Authors Mehra S, Ghimire RH, Mingi JJ, Hatch M, Garg H, Adams R, Heraganahally SS

Received 15 April 2020

Accepted for publication 3 August 2020

Published 24 August 2020 Volume 2020:12 Pages 593—602


Checked for plagiarism Yes

Review by Single anonymous peer review

Peer reviewer comments 3

Editor who approved publication: Dr Sutapa Mukherjee

Sumit Mehra,1,2 Ram H Ghimire,1 Joy J Mingi,3,4 Monica Hatch,1 Himanshu Garg,1 Robert Adams,5 Subash S Heraganahally1,3

1Department of Respiratory and Sleep Medicine, Royal Darwin Hospital, Darwin, Northern Territory, Australia; 2Department of Respiratory and Sleep Medicine, Flinders Medical Centre, Adelaide, South Australia, Australia; 3Darwin Respiratory and Sleep Health, Darwin Private Hospital, Darwin, Northern Territory, Australia; 4Department of Public Health, Charles Darwin University, Darwin, Northern Territory, Australia; 5Adelaide Institute for Sleep Health, a Flinders Centre for Research Excellence, Bedford Park, South Australia, Australia

Correspondence: Subash S Heraganahally Email

Background: In this study, we assessed the clinical and polysomnographic (PSG) characteristics according to gender among Australian Aboriginal men and woman diagnosed to have obstructive sleep apnea (OSA).
Methods: In this retrospective study, all adult Aboriginal patients over 18 years of age diagnosed to have OSA with an apnea hypopnea index (AHI) > 5/hour over a 5 year period were included.
Results: Of the 337 patients (168 females and 169 males), who underwent a diagnostic PSG, 297 (88%) were diagnosed to have OSA (AHI) > 5/hour), 154/297 males (52%) and 143/297 females (48%).

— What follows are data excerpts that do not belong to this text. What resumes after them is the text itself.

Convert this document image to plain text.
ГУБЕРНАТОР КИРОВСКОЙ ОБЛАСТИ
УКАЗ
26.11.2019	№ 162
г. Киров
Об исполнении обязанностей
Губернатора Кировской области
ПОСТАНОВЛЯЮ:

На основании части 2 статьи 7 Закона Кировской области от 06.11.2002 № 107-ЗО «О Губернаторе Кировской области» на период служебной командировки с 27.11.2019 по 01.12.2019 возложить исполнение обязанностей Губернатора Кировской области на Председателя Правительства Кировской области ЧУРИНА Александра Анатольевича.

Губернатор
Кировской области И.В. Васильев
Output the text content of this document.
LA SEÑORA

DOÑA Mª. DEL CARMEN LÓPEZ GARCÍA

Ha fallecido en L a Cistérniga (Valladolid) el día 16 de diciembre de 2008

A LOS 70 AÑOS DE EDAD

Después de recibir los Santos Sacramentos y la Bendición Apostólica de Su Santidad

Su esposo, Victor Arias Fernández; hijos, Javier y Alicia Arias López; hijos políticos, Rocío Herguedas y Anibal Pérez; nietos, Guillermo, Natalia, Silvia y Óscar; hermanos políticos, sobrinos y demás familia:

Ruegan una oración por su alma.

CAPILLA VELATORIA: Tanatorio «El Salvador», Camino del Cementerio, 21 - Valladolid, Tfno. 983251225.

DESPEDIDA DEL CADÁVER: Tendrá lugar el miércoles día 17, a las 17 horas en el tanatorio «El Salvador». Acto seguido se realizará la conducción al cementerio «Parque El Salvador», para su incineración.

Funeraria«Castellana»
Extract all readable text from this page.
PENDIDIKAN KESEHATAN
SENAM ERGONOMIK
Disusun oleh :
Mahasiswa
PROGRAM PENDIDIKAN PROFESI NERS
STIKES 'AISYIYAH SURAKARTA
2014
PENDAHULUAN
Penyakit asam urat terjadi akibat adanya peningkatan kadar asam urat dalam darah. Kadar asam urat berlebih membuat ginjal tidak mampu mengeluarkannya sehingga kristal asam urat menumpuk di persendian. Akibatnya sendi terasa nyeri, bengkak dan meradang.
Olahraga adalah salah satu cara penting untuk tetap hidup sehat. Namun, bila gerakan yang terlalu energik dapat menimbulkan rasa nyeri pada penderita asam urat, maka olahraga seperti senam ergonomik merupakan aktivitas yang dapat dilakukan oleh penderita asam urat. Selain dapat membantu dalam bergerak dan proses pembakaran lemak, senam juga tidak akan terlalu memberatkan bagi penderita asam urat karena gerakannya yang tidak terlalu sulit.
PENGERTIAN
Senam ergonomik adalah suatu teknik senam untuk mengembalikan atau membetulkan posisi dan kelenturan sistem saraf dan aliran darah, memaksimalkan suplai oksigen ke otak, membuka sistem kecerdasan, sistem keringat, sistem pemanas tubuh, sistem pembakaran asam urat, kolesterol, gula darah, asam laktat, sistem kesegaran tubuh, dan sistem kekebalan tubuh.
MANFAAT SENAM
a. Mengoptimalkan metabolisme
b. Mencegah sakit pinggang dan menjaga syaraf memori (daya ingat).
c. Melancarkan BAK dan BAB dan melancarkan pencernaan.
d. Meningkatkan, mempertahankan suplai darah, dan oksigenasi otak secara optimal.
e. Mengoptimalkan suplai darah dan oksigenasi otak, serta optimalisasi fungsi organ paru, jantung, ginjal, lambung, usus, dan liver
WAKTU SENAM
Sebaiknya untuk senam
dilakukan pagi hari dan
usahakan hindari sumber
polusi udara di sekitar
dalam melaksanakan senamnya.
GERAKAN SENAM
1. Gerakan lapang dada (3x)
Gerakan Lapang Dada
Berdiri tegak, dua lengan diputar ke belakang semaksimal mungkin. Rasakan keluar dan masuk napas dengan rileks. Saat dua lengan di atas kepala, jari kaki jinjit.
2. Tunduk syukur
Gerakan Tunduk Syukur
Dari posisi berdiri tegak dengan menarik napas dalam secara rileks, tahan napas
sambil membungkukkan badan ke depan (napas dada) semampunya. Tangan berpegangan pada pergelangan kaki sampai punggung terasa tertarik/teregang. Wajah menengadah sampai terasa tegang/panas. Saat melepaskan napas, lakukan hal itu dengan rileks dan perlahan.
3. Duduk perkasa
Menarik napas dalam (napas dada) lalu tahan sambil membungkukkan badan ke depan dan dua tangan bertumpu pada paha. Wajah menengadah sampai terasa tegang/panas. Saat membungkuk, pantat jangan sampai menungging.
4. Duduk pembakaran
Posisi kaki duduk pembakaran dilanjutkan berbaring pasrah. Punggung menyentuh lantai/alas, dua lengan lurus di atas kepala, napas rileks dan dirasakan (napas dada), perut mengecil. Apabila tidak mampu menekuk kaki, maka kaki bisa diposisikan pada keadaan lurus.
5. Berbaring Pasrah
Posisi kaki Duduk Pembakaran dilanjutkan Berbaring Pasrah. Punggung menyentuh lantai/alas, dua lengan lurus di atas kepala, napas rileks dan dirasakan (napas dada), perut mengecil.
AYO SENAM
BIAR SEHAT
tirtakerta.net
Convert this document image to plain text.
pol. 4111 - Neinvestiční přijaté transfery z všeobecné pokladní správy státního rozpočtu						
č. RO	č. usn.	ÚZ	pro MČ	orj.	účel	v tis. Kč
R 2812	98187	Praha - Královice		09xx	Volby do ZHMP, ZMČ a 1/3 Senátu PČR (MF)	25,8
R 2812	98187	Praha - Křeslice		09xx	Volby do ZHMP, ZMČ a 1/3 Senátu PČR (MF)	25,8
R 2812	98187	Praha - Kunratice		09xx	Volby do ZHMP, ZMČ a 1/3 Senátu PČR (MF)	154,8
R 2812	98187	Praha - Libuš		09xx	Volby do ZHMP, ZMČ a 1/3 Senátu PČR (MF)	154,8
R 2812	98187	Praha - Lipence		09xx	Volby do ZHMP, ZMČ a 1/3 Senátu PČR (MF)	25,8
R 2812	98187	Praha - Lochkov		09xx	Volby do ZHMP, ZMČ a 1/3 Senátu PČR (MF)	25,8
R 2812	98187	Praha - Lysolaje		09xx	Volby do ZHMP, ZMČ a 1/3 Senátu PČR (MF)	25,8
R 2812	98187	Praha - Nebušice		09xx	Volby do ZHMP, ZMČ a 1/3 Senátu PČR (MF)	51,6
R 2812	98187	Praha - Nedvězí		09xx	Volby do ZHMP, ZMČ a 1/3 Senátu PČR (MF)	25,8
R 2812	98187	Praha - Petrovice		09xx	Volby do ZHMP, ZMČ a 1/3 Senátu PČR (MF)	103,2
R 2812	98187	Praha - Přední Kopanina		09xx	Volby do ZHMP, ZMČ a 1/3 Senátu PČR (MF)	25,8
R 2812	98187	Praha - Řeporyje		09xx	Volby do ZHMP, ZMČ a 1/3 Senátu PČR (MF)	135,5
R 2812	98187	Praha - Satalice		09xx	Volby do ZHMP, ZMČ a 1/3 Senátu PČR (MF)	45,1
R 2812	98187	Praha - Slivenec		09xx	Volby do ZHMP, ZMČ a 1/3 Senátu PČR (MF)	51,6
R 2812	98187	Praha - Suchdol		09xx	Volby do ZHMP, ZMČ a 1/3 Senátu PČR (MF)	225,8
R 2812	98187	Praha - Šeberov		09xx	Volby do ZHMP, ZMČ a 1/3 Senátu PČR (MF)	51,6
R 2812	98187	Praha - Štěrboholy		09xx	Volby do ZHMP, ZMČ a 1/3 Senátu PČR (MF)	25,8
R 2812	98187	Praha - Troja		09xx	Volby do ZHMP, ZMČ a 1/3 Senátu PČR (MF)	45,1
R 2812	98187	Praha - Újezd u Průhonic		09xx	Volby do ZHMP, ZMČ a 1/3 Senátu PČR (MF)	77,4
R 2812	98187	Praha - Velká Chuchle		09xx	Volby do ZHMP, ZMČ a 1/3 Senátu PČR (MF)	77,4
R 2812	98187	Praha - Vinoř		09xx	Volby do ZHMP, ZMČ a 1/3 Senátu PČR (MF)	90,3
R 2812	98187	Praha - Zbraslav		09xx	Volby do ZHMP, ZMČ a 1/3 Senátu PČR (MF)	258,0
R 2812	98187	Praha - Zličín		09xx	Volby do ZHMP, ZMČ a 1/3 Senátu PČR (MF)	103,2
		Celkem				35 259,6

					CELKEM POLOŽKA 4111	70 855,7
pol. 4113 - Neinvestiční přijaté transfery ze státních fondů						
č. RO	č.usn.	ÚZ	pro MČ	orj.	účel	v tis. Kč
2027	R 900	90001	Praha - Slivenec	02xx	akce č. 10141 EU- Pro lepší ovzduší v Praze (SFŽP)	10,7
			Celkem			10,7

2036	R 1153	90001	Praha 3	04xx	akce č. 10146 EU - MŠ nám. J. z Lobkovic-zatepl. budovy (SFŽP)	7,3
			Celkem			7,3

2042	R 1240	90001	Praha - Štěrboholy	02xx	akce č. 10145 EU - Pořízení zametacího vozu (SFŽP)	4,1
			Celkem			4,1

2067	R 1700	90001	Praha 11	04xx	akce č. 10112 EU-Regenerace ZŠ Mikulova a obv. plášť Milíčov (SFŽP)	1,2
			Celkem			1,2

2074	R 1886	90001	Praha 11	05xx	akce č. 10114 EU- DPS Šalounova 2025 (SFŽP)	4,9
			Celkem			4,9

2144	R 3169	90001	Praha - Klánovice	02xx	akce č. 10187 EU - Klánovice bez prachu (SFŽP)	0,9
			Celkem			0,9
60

Amongst male and female patients with OSA, 63% and 37% were in the severe spectrum (AHI> 30/hour). The male cohort had higher stage N1 NREM sleep (P< 0.001), reduced N3 NREM sleep (P< 0.001), higher AHI severity (P< 0.001), higher NREM AHI (P< 0.001), and high arousal index (P< 0.005). REM sleep-related AHI was higher among female patients with all severity of OSA, along with severe oxygen desaturation during REM sleep. Among patients with severe OSA, the female cohort were younger (age 46 years vs 49 years, P=0.030) and had higher BMI with all severity of OSA, while males had larger neck circumference compared to females. Hypertension increased the odds of severe OSA versus the combined odds of mild and moderate OSA for both genders.
Conclusion: This study highlights some important differences in the way sleep apnea manifests in Australian Aboriginal males and females and further studies are warranted to explore avenues to look for a physiological basis for these observations and targeted interventions.

Keywords: aboriginal, ethnic, female, gender, male, obstructive sleep apnea


Obstructive Sleep Apnea (OSA) is increasingly being recognized among females, and emerging evidence suggests that there are significantly different gender aspects of OSA. However, the literature in regards to the sex differences in the clinical manifestation and sleep study parameters on OSA is scant. In this retrospective study, we evaluated and compared the demographic, clinical, and sleep study details of adult Australian Aboriginal male and female patients diagnosed to have OSA. This is probably the first study comparing the sleep health profile of this male and female Indigenous/Aboriginal population. Our study showed that severe sleep apnea was associated more commonly with male gender, with females having predominant REM sleep related OSA. Females with severe OSA were younger, and had higher BMI, in contrast to males who had larger neck circumference. Males with OSA have more fragmented and poor sleep quality. The presence of high blood pressure increases the odds of having severe OSA versus the combined odds of mild and moderate OSA for both genders. The results of our study highlight the clinical and gender differences in an Aboriginal population and may be helpful for further research to implement management strategies of OSA in this population.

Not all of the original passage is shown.